Commentary: What justice looks like in Chicago
Chicago, IL – In a pair of upcoming cases, Associate Judge Thomas Hennelly will have the fate of three wrongfully convicted men in his hands. Given who put them behind bars, his rulings could send a signal that Chicago has firmly turned its back on the legacy of police torture and wrongful convictions that hangs over the city. But, given Hennelly’s direct involvement in prosecuting police torture victims and his attempt to hide racist constitutional violations, Chicagoans would be remiss to expect impartiality from the bench.
In one of the cases, that of Gerald Reed, Hennelly is deciding whether a man tortured by the infamous Jon Burge police crew – tortured to the point of having his leg broken – and tried solely on the basis of a false confession should be subjected to the injustice of a second baseless trial, after his original sentence was vacated. In the other, he is deciding whether evidence of wrongdoing warrants a special hearing for Juan and Rosendo Hernandez, two brothers who were framed by Detective Reynaldo Guevara, who has had 20 convictions tossed so far.
Burge and Guevara are the two most infamously abusive and corrupt cops in modern Chicago history, the twin terrors of police crimes in Chicago, accused of torturing, framing and wrongfully convicting hundreds of Black and brown men. Two cases involving the CPD’s most offensive stains and one judge who could change the course of so much, a judge whose very election to the bench is tainted by an attempted cover-up of a racist act.
Who is Judge Thomas Hennelly? Is he an impartial arbiter of the law, ruling from the rarified air of the bench, cozily removed from the slime and the muck of police and prosecutorial corruption? Hardly.
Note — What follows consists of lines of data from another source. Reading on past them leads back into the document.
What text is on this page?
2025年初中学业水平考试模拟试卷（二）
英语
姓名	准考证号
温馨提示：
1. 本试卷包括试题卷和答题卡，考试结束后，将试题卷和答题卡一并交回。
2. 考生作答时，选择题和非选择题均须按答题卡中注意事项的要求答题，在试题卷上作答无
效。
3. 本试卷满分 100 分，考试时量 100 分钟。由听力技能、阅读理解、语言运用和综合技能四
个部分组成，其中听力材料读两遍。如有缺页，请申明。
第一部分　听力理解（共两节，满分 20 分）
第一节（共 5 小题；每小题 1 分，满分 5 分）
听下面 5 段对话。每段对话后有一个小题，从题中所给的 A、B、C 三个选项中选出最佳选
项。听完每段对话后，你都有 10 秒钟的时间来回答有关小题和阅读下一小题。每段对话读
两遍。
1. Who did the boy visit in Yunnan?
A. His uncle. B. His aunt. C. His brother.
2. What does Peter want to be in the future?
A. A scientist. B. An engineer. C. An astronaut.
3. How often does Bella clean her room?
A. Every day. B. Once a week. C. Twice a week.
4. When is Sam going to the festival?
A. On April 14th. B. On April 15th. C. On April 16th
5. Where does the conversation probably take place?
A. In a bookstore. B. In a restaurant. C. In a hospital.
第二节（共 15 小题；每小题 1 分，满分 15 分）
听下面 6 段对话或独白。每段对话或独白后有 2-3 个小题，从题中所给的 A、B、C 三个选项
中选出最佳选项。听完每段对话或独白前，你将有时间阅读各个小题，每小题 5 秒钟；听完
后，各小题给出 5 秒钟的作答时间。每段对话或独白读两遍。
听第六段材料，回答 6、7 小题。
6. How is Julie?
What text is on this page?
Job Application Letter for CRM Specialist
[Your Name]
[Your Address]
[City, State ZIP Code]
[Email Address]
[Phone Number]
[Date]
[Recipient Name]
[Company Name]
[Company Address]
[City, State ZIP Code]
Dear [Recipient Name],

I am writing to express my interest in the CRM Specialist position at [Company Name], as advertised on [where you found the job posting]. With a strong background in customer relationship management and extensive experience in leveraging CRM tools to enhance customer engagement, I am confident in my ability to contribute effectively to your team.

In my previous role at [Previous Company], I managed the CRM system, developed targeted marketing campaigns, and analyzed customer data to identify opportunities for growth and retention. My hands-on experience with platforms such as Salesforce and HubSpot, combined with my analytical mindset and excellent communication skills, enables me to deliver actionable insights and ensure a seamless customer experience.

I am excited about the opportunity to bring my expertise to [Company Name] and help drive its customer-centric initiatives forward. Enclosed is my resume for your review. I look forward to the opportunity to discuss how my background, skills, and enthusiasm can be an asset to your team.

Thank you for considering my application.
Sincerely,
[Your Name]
Elected to the circuit court in 2005, Hennelly is part of the small club that rules over criminal justice in Chicago. He was at the heart of the prosecutor’s office under Richard Devine that used torture confessions taken by Detective Burge and his crew. He started out in the Felony Review office and eventually became a supervisor in the Gang Crimes Unit. After leaving Gang Crimes, Hennelly became Chief Deputy of the Special Prosecutions office.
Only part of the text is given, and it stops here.